Indian, Himalayan & Southeast Asian Works of Art

Indian, Himalayan & Southeast Asian Works of Art

View full screen - View 1 of Lot 367. AN ILLUSTRATION TO A BHAGAVATA PURANA SERIES: AKRURA TRAVELS TO HASTINAPURA TO MEET KUNTI,  BIKANER, INDIA, CIRCA 1690-1710.

PROPERTY FROM THE ESTATE OF H. PETER STERN

AN ILLUSTRATION TO A BHAGAVATA PURANA SERIES: AKRURA TRAVELS TO HASTINAPURA TO MEET KUNTI, BIKANER, INDIA, CIRCA 1690-1710

Auction Closed

September 22, 07:46 PM GMT

Estimate

20,000 - 30,000 USD

Lot Details

Description

PROPERTY FROM THE ESTATE OF H. PETER STERN

AN ILLUSTRATION TO A BHAGAVATA PURANA SERIES: AKRURA TRAVELS TO HASTINAPURA TO MEET KUNTI

BIKANER, INDIA, CIRCA 1690-1710


Verso: inscribed in Devanagari “Akrura travels to Hastinapura.
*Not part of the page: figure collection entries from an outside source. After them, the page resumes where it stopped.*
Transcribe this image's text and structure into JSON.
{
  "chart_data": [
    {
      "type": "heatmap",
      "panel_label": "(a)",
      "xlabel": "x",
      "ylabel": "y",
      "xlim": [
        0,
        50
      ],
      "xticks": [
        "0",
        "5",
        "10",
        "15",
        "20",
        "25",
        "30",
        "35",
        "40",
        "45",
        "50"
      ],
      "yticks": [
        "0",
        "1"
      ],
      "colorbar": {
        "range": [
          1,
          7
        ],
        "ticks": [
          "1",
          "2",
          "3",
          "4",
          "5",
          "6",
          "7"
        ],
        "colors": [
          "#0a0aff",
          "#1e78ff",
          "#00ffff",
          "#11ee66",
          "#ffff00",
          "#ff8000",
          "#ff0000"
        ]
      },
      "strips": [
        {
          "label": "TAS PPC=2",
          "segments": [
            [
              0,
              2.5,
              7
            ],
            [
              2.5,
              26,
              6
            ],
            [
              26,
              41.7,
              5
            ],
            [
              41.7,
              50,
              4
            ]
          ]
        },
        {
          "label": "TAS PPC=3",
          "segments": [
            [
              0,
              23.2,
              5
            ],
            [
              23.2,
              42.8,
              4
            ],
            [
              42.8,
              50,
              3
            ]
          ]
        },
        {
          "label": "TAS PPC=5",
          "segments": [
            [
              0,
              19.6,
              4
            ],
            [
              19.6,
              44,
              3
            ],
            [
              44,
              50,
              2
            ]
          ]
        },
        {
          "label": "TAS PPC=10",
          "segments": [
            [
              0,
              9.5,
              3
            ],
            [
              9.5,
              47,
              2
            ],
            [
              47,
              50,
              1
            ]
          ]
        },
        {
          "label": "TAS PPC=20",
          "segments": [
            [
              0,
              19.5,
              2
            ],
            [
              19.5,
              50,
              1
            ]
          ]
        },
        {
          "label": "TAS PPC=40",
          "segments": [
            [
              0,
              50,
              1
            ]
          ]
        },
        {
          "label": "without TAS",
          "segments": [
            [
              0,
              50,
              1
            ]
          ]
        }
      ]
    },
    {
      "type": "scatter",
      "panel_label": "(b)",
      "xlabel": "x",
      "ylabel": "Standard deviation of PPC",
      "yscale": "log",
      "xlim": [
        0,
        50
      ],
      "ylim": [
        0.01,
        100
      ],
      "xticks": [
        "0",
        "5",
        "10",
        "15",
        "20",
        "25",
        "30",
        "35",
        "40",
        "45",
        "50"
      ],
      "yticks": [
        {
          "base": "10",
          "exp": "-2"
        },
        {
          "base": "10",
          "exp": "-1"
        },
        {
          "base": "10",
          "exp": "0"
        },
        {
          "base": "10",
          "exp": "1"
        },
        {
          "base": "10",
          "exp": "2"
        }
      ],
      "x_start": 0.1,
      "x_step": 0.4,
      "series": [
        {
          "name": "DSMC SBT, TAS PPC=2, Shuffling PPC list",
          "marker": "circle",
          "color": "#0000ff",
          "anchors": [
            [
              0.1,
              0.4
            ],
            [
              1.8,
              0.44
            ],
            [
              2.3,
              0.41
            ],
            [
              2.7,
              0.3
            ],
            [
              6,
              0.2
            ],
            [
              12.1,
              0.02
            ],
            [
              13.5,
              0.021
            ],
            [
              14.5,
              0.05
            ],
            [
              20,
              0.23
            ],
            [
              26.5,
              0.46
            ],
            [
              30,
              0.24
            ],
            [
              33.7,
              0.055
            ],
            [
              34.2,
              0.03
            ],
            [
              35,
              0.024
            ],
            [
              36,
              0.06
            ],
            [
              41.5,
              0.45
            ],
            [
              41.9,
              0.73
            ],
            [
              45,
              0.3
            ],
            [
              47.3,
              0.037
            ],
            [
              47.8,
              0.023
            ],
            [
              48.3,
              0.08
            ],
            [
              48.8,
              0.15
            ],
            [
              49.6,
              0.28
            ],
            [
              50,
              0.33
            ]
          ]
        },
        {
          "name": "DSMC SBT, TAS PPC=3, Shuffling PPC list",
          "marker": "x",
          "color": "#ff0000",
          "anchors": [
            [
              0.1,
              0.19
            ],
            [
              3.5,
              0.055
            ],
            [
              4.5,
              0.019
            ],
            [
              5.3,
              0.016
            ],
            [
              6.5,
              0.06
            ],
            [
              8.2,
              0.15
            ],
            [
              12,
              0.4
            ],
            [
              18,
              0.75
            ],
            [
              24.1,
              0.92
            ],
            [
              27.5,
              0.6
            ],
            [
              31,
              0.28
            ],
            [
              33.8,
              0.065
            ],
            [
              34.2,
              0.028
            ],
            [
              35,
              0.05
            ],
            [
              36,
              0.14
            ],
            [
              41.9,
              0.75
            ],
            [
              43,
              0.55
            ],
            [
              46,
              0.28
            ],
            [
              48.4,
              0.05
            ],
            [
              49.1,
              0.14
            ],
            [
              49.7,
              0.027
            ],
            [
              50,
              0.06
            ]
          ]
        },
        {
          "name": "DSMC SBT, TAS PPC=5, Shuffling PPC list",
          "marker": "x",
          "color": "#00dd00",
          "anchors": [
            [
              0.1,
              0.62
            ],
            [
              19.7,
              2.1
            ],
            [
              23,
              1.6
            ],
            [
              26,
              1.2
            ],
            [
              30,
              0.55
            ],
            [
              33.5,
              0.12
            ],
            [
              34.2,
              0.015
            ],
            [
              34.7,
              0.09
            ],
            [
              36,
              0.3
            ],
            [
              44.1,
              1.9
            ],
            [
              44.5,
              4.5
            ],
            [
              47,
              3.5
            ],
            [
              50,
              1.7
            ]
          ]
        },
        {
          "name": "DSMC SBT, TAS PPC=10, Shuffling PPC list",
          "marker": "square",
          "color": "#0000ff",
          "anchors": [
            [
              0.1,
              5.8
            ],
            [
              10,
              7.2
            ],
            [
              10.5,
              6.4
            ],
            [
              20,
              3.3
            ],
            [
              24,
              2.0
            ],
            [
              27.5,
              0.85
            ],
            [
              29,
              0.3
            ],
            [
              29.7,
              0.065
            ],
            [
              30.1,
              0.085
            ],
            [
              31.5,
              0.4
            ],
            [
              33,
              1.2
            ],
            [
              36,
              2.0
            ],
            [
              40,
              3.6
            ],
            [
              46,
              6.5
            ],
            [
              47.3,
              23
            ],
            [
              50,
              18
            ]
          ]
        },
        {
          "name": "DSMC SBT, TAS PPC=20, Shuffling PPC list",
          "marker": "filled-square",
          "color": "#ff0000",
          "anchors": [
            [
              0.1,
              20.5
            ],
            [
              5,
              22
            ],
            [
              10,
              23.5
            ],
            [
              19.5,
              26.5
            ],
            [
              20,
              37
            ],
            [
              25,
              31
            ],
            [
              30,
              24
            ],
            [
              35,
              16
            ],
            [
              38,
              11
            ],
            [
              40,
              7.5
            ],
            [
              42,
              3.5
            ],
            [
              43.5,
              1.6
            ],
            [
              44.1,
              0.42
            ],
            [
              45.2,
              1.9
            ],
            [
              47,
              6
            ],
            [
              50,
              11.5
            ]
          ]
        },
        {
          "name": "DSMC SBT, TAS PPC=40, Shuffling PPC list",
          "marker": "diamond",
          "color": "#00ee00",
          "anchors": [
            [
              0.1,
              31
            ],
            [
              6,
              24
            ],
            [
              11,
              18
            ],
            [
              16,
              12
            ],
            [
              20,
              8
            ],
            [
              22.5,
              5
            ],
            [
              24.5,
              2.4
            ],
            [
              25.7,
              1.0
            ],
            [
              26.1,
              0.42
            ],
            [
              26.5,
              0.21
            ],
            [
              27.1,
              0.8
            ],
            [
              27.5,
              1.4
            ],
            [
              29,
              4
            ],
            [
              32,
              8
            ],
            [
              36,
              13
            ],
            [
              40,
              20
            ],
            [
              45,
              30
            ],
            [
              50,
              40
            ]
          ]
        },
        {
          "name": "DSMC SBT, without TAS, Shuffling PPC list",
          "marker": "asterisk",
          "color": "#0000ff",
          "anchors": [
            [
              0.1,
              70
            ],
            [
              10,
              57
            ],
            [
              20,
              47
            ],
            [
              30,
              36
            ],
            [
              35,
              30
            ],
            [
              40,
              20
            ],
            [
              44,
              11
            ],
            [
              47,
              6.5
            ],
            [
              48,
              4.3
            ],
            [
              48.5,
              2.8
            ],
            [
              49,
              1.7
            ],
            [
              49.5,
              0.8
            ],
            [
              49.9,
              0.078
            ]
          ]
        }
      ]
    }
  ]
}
Akrura meets Kunti.” 


Opaque watercolor on paper heightened with gold


image: 8 ⅝ by 12 ¼ in. (21.9 by 31.1 cm)


folio: 11 ⅝ by 14 ⅞ in. (29.5 by 37.8 cm)

Acquired in the 1980s

This folio from a well-known Bhagavata Purana series depicts Akrura visiting Hastinapura at Krishna’s behest to meet Kunti and inquire about the state of affairs at the Kuru court. On the left, Krishna seated with Balarama and Uddhava, gives instructions to Akrura in a white marble walled palace - a chariot waiting outside. Distance and time are mapped using the river as a diagonal device cutting across the center of the painting.


Across the river, at the right, Kunti, mother of the Pandavas receives Akrura in an audience hall of the palace at Hastinapura. Akrura is then seen conversing with King Dhritarashtra on an upper story. The palaces are painted a brilliant white, set against a green verdigris landscape with two large trees rising to a hill-crest lined with smaller trees - a large white fortress in the distance. The sky glows a striking yellow brushed with streaks of vermilion. A golden sun shines above.


This superbly executed painting from Bikaner is from a large, dispersed Bhagavata Purana series, likely begun during the reign of Maharaja Anup Singh (r.1669-98). Given the scope of the series and large number of folios extant we can conclude that the series was painted over an approximately ten to twenty-year period and involved the hands of numerous artists in the royal Bikaner painting workshops. 


Other illustrations from the series are in public and private collections worldwide. See D. Ehnbom, Indian Miniatures: The Ehrenfeld Collection, New York, 1985, pps. 148-49, cat 68, and S.C. Welch and M.C. Beach, Gods, Thrones and Peacocks, New York, 1965, p. 75, and p. 120, no. 29.

Folios from the series were offered at Sotheby's New York on March 25, 1987, lot 143, and on March 22, 2002, lot 19, from the Gloria Katz and Willard Huyck Collection.